Pour la troisième journée des Assises de l’éducation les participants ont délaissé le curriculum pour se pencher sur les difficultés de la vie scolaire. L’indiscipline, la violence et l’absentéisme, entre autres, ont animé les débats. La responsabilité des enseignants et le rôle des leçons particulières ont aussi été évoqués. L’idée d’introduire une loi pour contrôler cette pratique comme c’est déjà le cas pour certaines classes du primaire a aussi été émise.
Entre ceux qui considèrent les leçons particulières comme un des maux de notre système et ceux qui le défendent comme un droit fondamental, il y a un grand écart. Hier ce sujet est revenu inévitablement au menu des discussions, même s’il ne figurait pas à l’agenda du jour.

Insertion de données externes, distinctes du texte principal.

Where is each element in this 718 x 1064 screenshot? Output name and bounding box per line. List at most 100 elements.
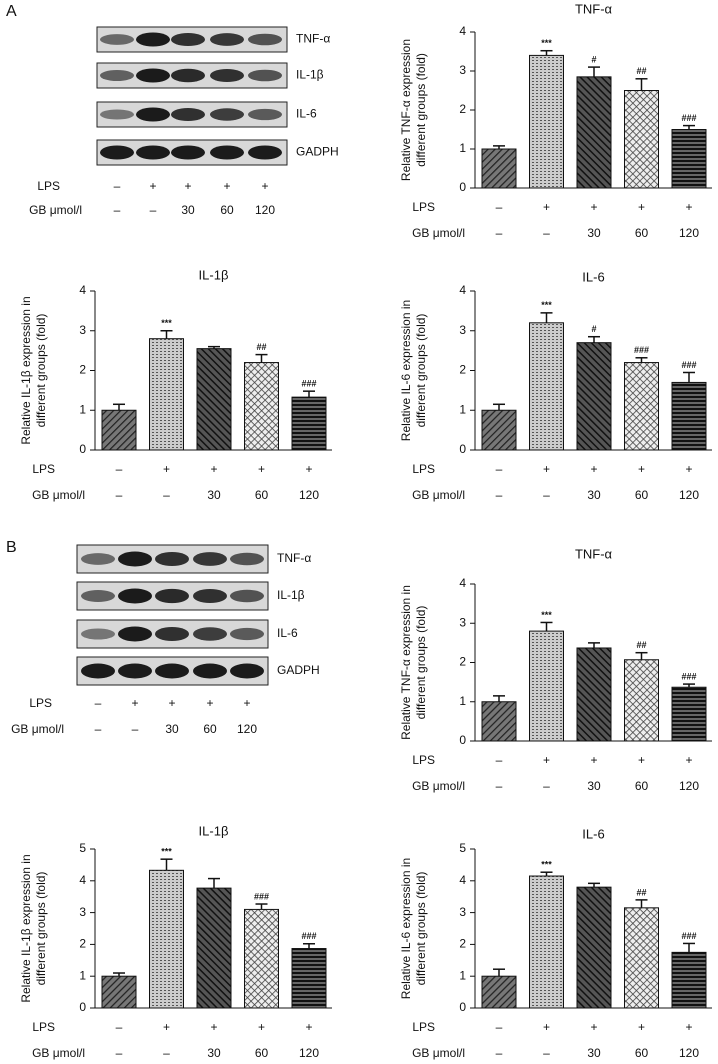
row-value: – bbox=[496, 1020, 503, 1034]
error-bar bbox=[683, 683, 695, 688]
bar bbox=[529, 322, 564, 451]
bar bbox=[529, 54, 564, 189]
row-value: + bbox=[685, 462, 692, 476]
significance: ### bbox=[254, 891, 269, 901]
row-value: 30 bbox=[207, 1046, 221, 1060]
bar bbox=[196, 348, 232, 451]
row-value: 60 bbox=[255, 488, 269, 502]
row-value: + bbox=[543, 200, 550, 214]
row-value: 60 bbox=[635, 779, 649, 793]
bar bbox=[671, 686, 707, 742]
y-tick-label: 3 bbox=[459, 63, 466, 77]
blot-band bbox=[248, 108, 282, 121]
blot-label: IL-6 bbox=[277, 626, 298, 640]
row-value: + bbox=[543, 462, 550, 476]
y-axis-label: different groups (fold) bbox=[414, 53, 428, 167]
row-value: + bbox=[261, 179, 268, 193]
row-value: 60 bbox=[635, 226, 649, 240]
significance: *** bbox=[541, 860, 552, 870]
significance: ### bbox=[681, 931, 696, 941]
error-bar bbox=[635, 357, 648, 363]
row-value: + bbox=[543, 753, 550, 767]
blot-band bbox=[81, 590, 115, 602]
row-value: + bbox=[305, 1020, 312, 1034]
error-bar bbox=[160, 858, 173, 871]
row-value: + bbox=[638, 753, 645, 767]
blot-band bbox=[155, 588, 189, 604]
row-label: GB μmol/l bbox=[412, 488, 465, 502]
y-tick-label: 4 bbox=[459, 576, 466, 590]
error-bar bbox=[540, 49, 553, 56]
row-label: GB μmol/l bbox=[412, 779, 465, 793]
y-tick-label: 1 bbox=[459, 141, 466, 155]
row-value: 120 bbox=[679, 779, 699, 793]
y-axis-label: different groups (fold) bbox=[414, 872, 428, 986]
row-value: 30 bbox=[181, 203, 195, 217]
blot-band bbox=[248, 69, 282, 82]
chart-title: IL-1β bbox=[199, 267, 229, 282]
row-value: + bbox=[638, 462, 645, 476]
significance: ### bbox=[301, 379, 316, 389]
bar bbox=[529, 630, 564, 742]
blot-band bbox=[118, 663, 152, 679]
row-label: GB μmol/l bbox=[32, 1046, 85, 1060]
bar bbox=[481, 975, 517, 1009]
error-bar bbox=[540, 621, 553, 632]
row-value: – bbox=[95, 696, 102, 710]
row-label: LPS bbox=[412, 200, 435, 214]
significance: ## bbox=[256, 342, 266, 352]
chart-title: TNF-α bbox=[575, 1, 613, 16]
blot-band bbox=[230, 552, 264, 566]
y-tick-label: 4 bbox=[459, 24, 466, 38]
row-label: LPS bbox=[37, 179, 60, 193]
row-value: + bbox=[543, 1020, 550, 1034]
row-value: + bbox=[305, 462, 312, 476]
row-value: – bbox=[116, 1020, 123, 1034]
y-tick-label: 3 bbox=[459, 323, 466, 337]
error-bar bbox=[588, 642, 600, 648]
blot-band bbox=[171, 68, 205, 83]
error-bar bbox=[588, 335, 600, 343]
error-bar bbox=[683, 371, 695, 383]
y-tick-label: 4 bbox=[459, 873, 466, 887]
row-value: + bbox=[149, 179, 156, 193]
y-tick-label: 4 bbox=[79, 283, 86, 297]
row-label: LPS bbox=[29, 696, 52, 710]
row-value: – bbox=[114, 203, 121, 217]
row-value: 60 bbox=[203, 722, 217, 736]
row-label: GB μmol/l bbox=[412, 226, 465, 240]
row-value: – bbox=[496, 779, 503, 793]
row-value: – bbox=[496, 1046, 503, 1060]
chart-title: TNF-α bbox=[575, 546, 613, 561]
error-bar bbox=[255, 353, 268, 363]
blot-band bbox=[193, 552, 227, 566]
row-label: LPS bbox=[412, 1020, 435, 1034]
y-tick-label: 1 bbox=[459, 402, 466, 416]
y-tick-label: 0 bbox=[459, 180, 466, 194]
y-tick-label: 0 bbox=[459, 733, 466, 747]
significance: ## bbox=[636, 66, 646, 76]
y-tick-label: 1 bbox=[79, 402, 86, 416]
significance: *** bbox=[161, 318, 172, 328]
row-value: + bbox=[590, 1020, 597, 1034]
blot-band bbox=[230, 589, 264, 603]
row-value: 60 bbox=[635, 488, 649, 502]
y-tick-label: 2 bbox=[459, 655, 466, 669]
y-tick-label: 3 bbox=[79, 323, 86, 337]
chart-title: IL-1β bbox=[199, 823, 229, 838]
blot-label: IL-1β bbox=[277, 588, 305, 602]
blot-band bbox=[248, 33, 282, 46]
y-axis-label: Relative IL-1β expression in bbox=[19, 854, 33, 1002]
y-axis-label: different groups (fold) bbox=[34, 314, 48, 428]
row-value: + bbox=[163, 1020, 170, 1034]
y-tick-label: 1 bbox=[459, 968, 466, 982]
bar bbox=[244, 908, 279, 1009]
blot-band bbox=[155, 663, 189, 679]
row-value: + bbox=[210, 462, 217, 476]
row-value: – bbox=[543, 226, 550, 240]
y-tick-label: 3 bbox=[79, 905, 86, 919]
blot-band bbox=[118, 551, 152, 567]
row-value: 120 bbox=[679, 1046, 699, 1060]
blot-band bbox=[81, 628, 115, 640]
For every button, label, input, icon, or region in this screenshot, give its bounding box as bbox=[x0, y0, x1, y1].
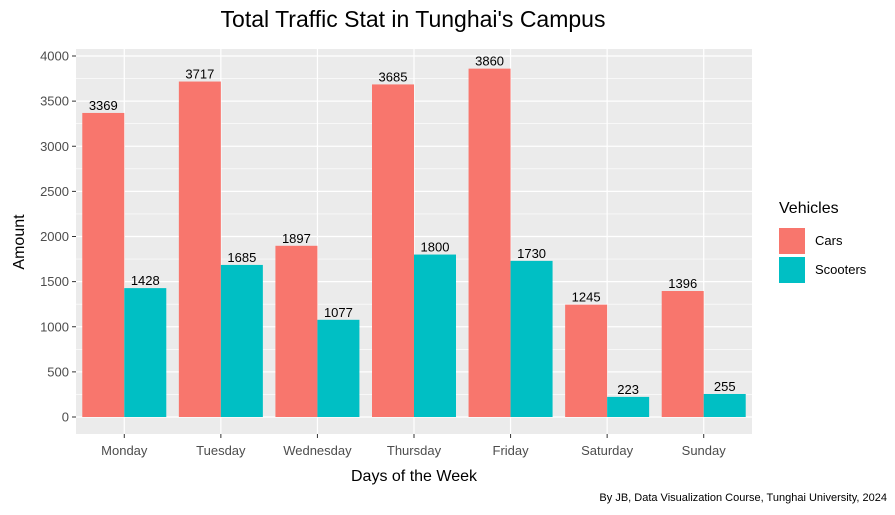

Comment aborder le problème d’absentéisme au secondaire, particulièrement au troisième trimestre, sans faire le lien avec les leçons particulières ?
À cette période, c’est connu, certains étudiants préfèrent manquer les classes pour se consacrer aux révisions. « Mais c’est encore plus grave quand les enseignants s’absentent pour donner des leçons particulières », ont fait ressortir des participants.
Alors que depuis des années, le ministère de l’Éducation assiste impuissant à cette vague d’absence au cours du troisième trimestre, l’idée d’introduire une loi pour contrôler les leçons particulières au secondaire, comme c’est déjà le cas pour certaines classes du primaire, a été émise. Il reste à savoir si le ministre de l’Éducation, Vasant Bunwaree, aura le courage d’aller de l’avant avec un tel projet, face au lobby syndical et la pression des parents, déjà qu’il est sévèrement critiqué par certains syndicats pour avoir interdit les leçons particulières en Std IV. Il n’est un secret pour personne, non plus, que ces leçons continuent de plus belle, malgré la loi.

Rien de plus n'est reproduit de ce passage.